Thursday, April 16, 2009

Tanking Up in Argentine Mesopotamia

In last week's entry, I wrote about the demise of differential fuel prices in Argentina but, as I subsequently heard from Charly Sandoval of Yacutinga Lodge, near the famous Iguazú Falls, the matter has not gone away completely in Argentine Mesopotamia, the area between the Paraná and Uruguay rivers. As petroleum prices have fallen in Chile, the Argentine government has eliminated the differentials there, but Charly writes that "Differences in fuels for foreigners and locals in Misiones province still apply. Perhaps they are going in the near future to cancel this ridiculous disposition..." but, as this photo from Puerto Iguazú shows, there are different pump prices for Argentine and foreign vehicles (full disclosure: this photo was taken last year, when prices were lower for everyone than they are today).

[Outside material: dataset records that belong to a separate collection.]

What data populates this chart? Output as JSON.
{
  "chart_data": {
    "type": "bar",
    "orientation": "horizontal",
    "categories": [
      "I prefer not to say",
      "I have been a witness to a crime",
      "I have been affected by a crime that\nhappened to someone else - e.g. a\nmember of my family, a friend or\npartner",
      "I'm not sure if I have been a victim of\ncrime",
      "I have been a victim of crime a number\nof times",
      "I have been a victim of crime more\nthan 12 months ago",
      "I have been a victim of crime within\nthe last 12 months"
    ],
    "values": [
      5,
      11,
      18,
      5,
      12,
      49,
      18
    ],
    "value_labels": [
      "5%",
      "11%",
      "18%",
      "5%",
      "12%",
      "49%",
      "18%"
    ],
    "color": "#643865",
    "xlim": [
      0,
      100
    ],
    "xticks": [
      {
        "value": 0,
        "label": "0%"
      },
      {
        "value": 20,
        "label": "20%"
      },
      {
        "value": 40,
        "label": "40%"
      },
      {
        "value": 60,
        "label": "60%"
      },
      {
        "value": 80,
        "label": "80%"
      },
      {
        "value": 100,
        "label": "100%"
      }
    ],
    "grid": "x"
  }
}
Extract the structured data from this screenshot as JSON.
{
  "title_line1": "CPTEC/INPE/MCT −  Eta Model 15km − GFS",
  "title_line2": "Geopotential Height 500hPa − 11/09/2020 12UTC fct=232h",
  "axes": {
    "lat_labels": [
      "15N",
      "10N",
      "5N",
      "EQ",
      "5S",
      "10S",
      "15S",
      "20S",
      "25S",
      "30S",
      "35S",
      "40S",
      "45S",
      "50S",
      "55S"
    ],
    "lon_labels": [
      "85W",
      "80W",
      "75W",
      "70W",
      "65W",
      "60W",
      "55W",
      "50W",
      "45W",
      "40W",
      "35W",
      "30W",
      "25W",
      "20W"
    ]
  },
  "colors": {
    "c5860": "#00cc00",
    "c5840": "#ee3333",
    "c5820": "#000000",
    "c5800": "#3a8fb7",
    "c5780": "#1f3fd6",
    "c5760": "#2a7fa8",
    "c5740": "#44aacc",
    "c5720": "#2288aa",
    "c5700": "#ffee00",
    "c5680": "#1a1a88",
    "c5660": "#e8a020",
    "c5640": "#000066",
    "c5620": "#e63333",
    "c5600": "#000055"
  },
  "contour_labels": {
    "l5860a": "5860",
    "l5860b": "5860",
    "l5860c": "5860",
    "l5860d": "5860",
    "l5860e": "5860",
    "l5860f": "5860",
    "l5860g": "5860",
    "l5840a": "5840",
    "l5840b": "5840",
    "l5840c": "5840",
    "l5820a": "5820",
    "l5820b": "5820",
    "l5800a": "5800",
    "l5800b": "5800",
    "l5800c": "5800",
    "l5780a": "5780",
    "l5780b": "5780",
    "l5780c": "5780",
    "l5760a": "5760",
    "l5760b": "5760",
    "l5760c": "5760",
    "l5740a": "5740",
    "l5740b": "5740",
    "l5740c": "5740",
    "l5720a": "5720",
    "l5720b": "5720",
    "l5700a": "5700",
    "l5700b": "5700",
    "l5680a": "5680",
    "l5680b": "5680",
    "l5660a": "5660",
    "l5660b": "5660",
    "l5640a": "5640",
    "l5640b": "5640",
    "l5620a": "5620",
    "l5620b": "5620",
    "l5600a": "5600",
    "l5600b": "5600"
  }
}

Still, as he says, "There are plenty of Paraguayans and Brazilians searching for better fuel prices. Being Misiones surrounded by these two countries, the situation here is delicate" as fuel prices are higher there. But, he adds, "Without this price distortion, we were unable to fuel our own transportation in the past. Fuel smuggling all kinds of crazy situations were common some time ago. The price differentiation is ridiculous but it's also ridiculous the situation of running out of diesel for our own working vehicles because foreigners deal with the advantage of the low price and the peso devaluation."

While the measure can be irritating to those of us who travel with foreign vehicles (my own car has Chilean plates), it only rarely affects overseas tourists. If you rent a car with Argentine plates, for instance, you will pay Argentine prices; on the other hand, if you rent a Brazilian vehicle and enter Argentina, you will still pay Brazilian prices for fuel. I expect, although I'm not sure, that the same is true for Uruguayan vehicles, as fuel prices are traditionally much higher there than in Argentina.

1 comment:

chuck goolsbee said...

I love how the high octane fuel is called "Fangio".

Truly the greatest driver of all time.